Richland school leaders consider rejecting controversial ‘race and curriculum' policy

Yahoo22-04-2025

A controversial policy on race and curriculum adopted three years ago by the Richland School Board could soon be eliminated.
On Tuesday, the board will consider cutting Policy 2360 — titled 'Race and the Curriculum' — because it's not backed up by any Washington state code or laws.
The policy was championed by former school board members Semi Bird, Audra Byrd and Kari Williams before they were removed from office in a recall in 2023 for voting to violate the state's COVID mask laws.
The neighboring Kennewick School Board adopted a similar race policy months earlier as a way to take a stand against the issue of 'critical race theory.'
That was done despite Washington school leaders being adamant that school districts are not teaching critical race theory to students or teachers.
The Richland policy that was adopted said the Richland board believed the history of all races should be valued, and that students should not be taught that their race, economic status or skin color determines their success or moral character.
It also says students must learn 'factual history' from a nonpartisan stance, free from political biases; that materials should be 'free of all forms of indoctrination;' and 'while students are taught that racism exists today, they will not be indoctrinated in the belief that the U.S. is fundamentally or systematically racist.'
Bird, then the board's lone Black member, said at the time of adoption that the policy would be 'setting students up for success.'
But others who spoke at the meeting said the policy's tone was harsh on teachers.

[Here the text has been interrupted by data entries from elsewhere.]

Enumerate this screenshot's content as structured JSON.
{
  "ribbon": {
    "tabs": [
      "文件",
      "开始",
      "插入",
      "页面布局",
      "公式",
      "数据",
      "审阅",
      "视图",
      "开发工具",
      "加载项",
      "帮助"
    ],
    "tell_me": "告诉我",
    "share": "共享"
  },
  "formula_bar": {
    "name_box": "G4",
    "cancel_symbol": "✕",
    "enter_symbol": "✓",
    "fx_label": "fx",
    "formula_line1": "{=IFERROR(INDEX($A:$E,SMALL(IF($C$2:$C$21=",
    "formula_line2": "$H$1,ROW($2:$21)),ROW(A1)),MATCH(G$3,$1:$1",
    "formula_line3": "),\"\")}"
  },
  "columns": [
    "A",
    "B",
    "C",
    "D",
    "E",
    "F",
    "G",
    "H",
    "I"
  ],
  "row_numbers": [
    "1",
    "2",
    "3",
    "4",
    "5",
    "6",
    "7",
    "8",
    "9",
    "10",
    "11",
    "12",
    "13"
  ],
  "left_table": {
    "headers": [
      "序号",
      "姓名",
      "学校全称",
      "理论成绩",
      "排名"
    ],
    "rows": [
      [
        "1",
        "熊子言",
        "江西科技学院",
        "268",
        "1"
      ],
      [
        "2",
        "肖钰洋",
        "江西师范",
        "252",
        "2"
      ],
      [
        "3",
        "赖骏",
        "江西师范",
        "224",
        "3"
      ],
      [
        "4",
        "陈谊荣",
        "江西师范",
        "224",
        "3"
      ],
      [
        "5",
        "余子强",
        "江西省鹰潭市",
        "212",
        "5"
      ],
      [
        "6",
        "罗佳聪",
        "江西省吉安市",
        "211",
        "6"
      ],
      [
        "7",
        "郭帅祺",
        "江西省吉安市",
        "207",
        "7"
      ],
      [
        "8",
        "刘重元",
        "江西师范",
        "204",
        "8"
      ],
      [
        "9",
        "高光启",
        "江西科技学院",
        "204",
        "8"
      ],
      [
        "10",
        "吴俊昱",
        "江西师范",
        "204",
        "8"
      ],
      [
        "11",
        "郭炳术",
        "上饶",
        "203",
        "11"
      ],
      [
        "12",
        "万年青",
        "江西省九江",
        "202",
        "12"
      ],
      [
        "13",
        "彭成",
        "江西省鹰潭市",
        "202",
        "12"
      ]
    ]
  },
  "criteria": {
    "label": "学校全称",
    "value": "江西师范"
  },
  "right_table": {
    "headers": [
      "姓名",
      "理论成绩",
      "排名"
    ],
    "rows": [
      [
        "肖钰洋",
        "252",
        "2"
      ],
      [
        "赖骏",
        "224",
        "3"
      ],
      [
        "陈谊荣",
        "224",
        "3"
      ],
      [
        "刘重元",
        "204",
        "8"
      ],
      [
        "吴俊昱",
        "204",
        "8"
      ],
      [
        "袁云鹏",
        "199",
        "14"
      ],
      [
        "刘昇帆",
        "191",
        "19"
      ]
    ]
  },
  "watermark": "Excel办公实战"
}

Krista Calvin, an elementary teacher and president of the district's teacher union, said at the time it painted teachers with a 'very broad brush' and furthered a 'nationwide agenda' to villainize teachers.
The 'critical race theory' term emerged in the 1970s in legal circles as a way to examine the law on how it serves the interests of people in power at the expense of others.
Conservatives in recent years have used 'CRT' as a broad umbrella term to encompass progressive ways of re-examining the U.S.'s troubled history with slavery, racism and civil rights.